Sur la bassin mosellan la prime s’est redressée de +4 €/t cette semaine sur le dégagement. Entre des rendements qui s’annoncent décevants dans l’Est de la France mais une belle qualité, notamment en termes de protéines, et une récolte allemande qui pourrait bien avoir du mal à garantir ses critères habituels, le prix du blé français s’améliore. Les opérateurs espèrent une reprise des flux normaux à destination des meuniers allemands, voire une baisse du recours traditionnel au blé protéiné de nos voisins par la meunerie française. L’évolution de la moisson en Allemagne retient donc l’attention des acteurs et pourrait être assez déterminante sur l’orientation du marché. A ce jour, l’embellie des primes peut tout aussi bien n’être qu’un feu de paille comme se confirmer : cela dépendra des proportions effectives de blés fourragers chez nos voisins du nord de l’Europe.
Orge : le marché se tend
La pression qui s’exerçait sur les prix pour des livraisons en dégagement s’est fortement allégée. En une semaine, à Rouen par exemple, l’écart entre des livraisons rapprochées et de l’octobre-décembre est passé de 14 €/t à 6 €/t. Pour le moment, il semble que ce soit surtout le manque d’offres qu’un réel mouvement des acheteurs qui explique cette évolution des prix. Pour le moment, les chargements au départ de l’Europe sont au plus bas et l’écart de prix avec la mer Noire n’est toujours guère de nature à déclencher des affaires. Mais l’évolution des prix laisse percevoir une tension, et l’Arabie Saoudite était aux achats ces derniers jours. A suivre donc !

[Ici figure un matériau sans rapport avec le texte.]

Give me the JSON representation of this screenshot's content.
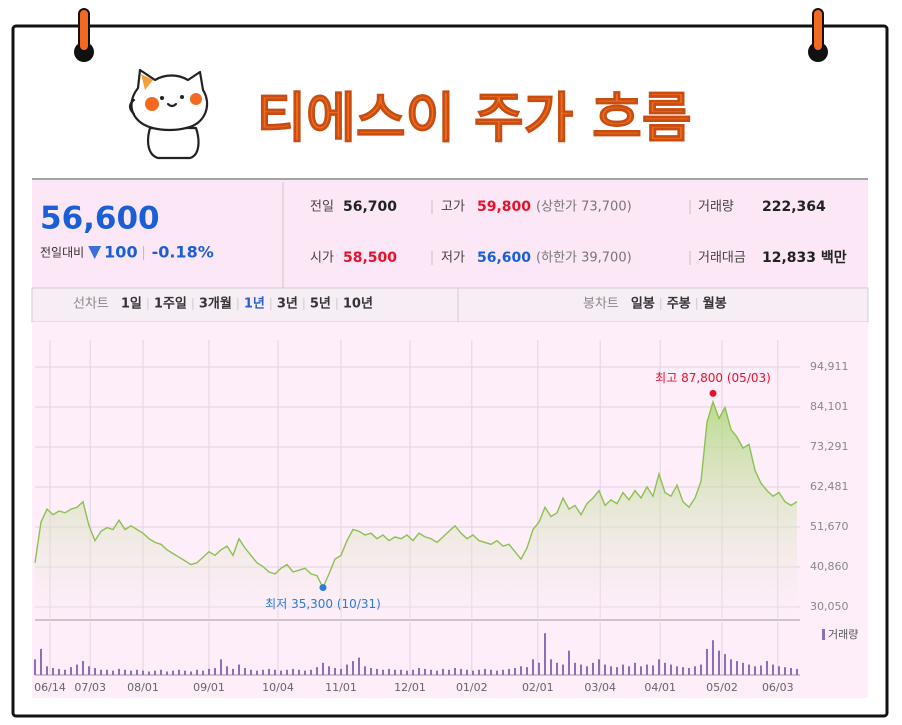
{
  "header": {
    "title": "티에스이 주가 흐름"
  },
  "quote": {
    "price": "56,600",
    "change_label": "전일대비",
    "change": "100",
    "change_pct": "-0.18%",
    "fields": [
      {
        "label": "전일",
        "value": "56,700",
        "color": "#222222"
      },
      {
        "label": "고가",
        "value": "59,800",
        "color": "#e8112d",
        "note": "(상한가 73,700)"
      },
      {
        "label": "거래량",
        "value": "222,364",
        "color": "#222222"
      },
      {
        "label": "시가",
        "value": "58,500",
        "color": "#e8112d"
      },
      {
        "label": "저가",
        "value": "56,600",
        "color": "#1a5fd6",
        "note": "(하한가 39,700)"
      },
      {
        "label": "거래대금",
        "value": "12,833 백만",
        "color": "#222222"
      }
    ]
  },
  "tabs": {
    "line_label": "선차트",
    "periods": [
      "1일",
      "1주일",
      "3개월",
      "1년",
      "3년",
      "5년",
      "10년"
    ],
    "selected": "1년",
    "candle_label": "봉차트",
    "candle_periods": [
      "일봉",
      "주봉",
      "월봉"
    ]
  },
  "chart_data": {
    "type": "line",
    "xlim": [
      0,
      127.5
    ],
    "ylim": [
      27077,
      102208
    ],
    "xticks": [
      {
        "value": 2.5,
        "label": "06/14"
      },
      {
        "value": 9.2,
        "label": "07/03"
      },
      {
        "value": 18,
        "label": "08/01"
      },
      {
        "value": 29,
        "label": "09/01"
      },
      {
        "value": 40.5,
        "label": "10/04"
      },
      {
        "value": 51,
        "label": "11/01"
      },
      {
        "value": 62.5,
        "label": "12/01"
      },
      {
        "value": 72.8,
        "label": "01/02"
      },
      {
        "value": 83.8,
        "label": "02/01"
      },
      {
        "value": 94.2,
        "label": "03/04"
      },
      {
        "value": 104.2,
        "label": "04/01"
      },
      {
        "value": 114.5,
        "label": "05/02"
      },
      {
        "value": 123.8,
        "label": "06/03"
      }
    ],
    "yticks": [
      {
        "value": 94911,
        "label": "94,911"
      },
      {
        "value": 84101,
        "label": "84,101"
      },
      {
        "value": 73291,
        "label": "73,291"
      },
      {
        "value": 62481,
        "label": "62,481"
      },
      {
        "value": 51670,
        "label": "51,670"
      },
      {
        "value": 40860,
        "label": "40,860"
      },
      {
        "value": 30050,
        "label": "30,050"
      }
    ],
    "grid": true,
    "series": [
      {
        "color": "#8cc152",
        "values": [
          42000,
          53000,
          56500,
          55000,
          56000,
          55500,
          56500,
          57000,
          58500,
          52000,
          48000,
          50500,
          51500,
          51000,
          53500,
          51000,
          52000,
          51000,
          50000,
          48500,
          47500,
          47000,
          45500,
          44500,
          43500,
          42500,
          41500,
          42000,
          43500,
          45000,
          44000,
          45500,
          46500,
          44000,
          48500,
          46000,
          44000,
          42000,
          41000,
          39500,
          39000,
          40500,
          41500,
          39500,
          40000,
          40500,
          39000,
          38500,
          35300,
          39000,
          43000,
          44000,
          48000,
          51000,
          50500,
          49500,
          50000,
          48500,
          49500,
          48000,
          49000,
          48500,
          49500,
          48000,
          50000,
          49000,
          48500,
          47500,
          49000,
          50500,
          52000,
          50000,
          48500,
          49500,
          48000,
          47500,
          47000,
          48000,
          46500,
          47000,
          45000,
          43000,
          46000,
          51000,
          53000,
          57000,
          54500,
          55500,
          59500,
          56500,
          57500,
          55000,
          58000,
          59500,
          61500,
          57500,
          59000,
          58000,
          61000,
          59000,
          61500,
          59500,
          62500,
          60000,
          66000,
          61000,
          60000,
          63000,
          58500,
          57000,
          59500,
          64000,
          80000,
          85500,
          81000,
          84000,
          78000,
          76000,
          73000,
          74000,
          67000,
          63500,
          61500,
          60000,
          61000,
          58500,
          57500,
          58500
        ]
      }
    ],
    "volume": {
      "name": "거래량",
      "color": "#8b6fb8",
      "vlim": [
        0,
        2700000
      ],
      "values": [
        900000,
        1500000,
        500000,
        400000,
        350000,
        300000,
        450000,
        600000,
        800000,
        500000,
        400000,
        300000,
        300000,
        250000,
        350000,
        300000,
        250000,
        300000,
        250000,
        200000,
        250000,
        300000,
        200000,
        250000,
        300000,
        250000,
        200000,
        300000,
        250000,
        350000,
        400000,
        900000,
        500000,
        350000,
        600000,
        400000,
        300000,
        250000,
        300000,
        350000,
        300000,
        250000,
        300000,
        350000,
        300000,
        250000,
        300000,
        450000,
        700000,
        500000,
        400000,
        350000,
        600000,
        800000,
        1000000,
        500000,
        400000,
        350000,
        300000,
        350000,
        300000,
        300000,
        250000,
        300000,
        400000,
        350000,
        300000,
        250000,
        350000,
        300000,
        400000,
        350000,
        300000,
        250000,
        300000,
        350000,
        300000,
        250000,
        300000,
        350000,
        400000,
        500000,
        450000,
        900000,
        700000,
        2400000,
        900000,
        700000,
        600000,
        1400000,
        700000,
        600000,
        500000,
        700000,
        900000,
        600000,
        500000,
        450000,
        600000,
        500000,
        700000,
        500000,
        600000,
        550000,
        900000,
        700000,
        600000,
        500000,
        450000,
        400000,
        500000,
        600000,
        1500000,
        2000000,
        1400000,
        1200000,
        900000,
        800000,
        700000,
        600000,
        500000,
        550000,
        800000,
        600000,
        500000,
        450000,
        400000,
        350000
      ]
    },
    "annotations": [
      {
        "text": "최고 87,800 (05/03)",
        "value": 87800,
        "color": "#e8112d"
      },
      {
        "text": "최저 35,300 (10/31)",
        "value": 35300,
        "color": "#2d7bd6"
      }
    ]
  }
}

Dégringolade des cours du maïs français
Le cours du maïs sur le marché à terme Euronext pour livraison août s’effondre et cède 11 €/t en une semaine. A quelques jours maintenant de l’expiration de la dernière échéance de la campagne 2016/2017, le prix du marché à terme converge avec le marché physique. Cette forte dégringolade permet au maïs de s’aligner avec ses concurrents, mais bien tardivement et probablement de manière éphémère car les observateurs non aguerris regarderont le prix de l’échéance suivante. Les mêmes travers risquant de produire les mêmes effets pervers pour le marché. Alors que le prix du maïs français était resté perché, artificiellement soutenu par un marché à terme décorrélé de la réalité, les acheteurs ont passé commande ailleurs. Ainsi, ce n’est pas sans surprise que l’on voit des bateaux de maïs ukrainiens et brésilien entrer dans l’Union Européennes, notamment en Espagne et en Hollande. Depuis le 1er juillet, ce sont 978,5 kt qui ont été déchargées dans les ports européens. Si la petite récolte 2016 pouvait justifier un repli du maïs français sur son marché intérieur, les belles promesses de la récolte 2017 laissent à penser que la reconquête de notre marché communautaire est impérative.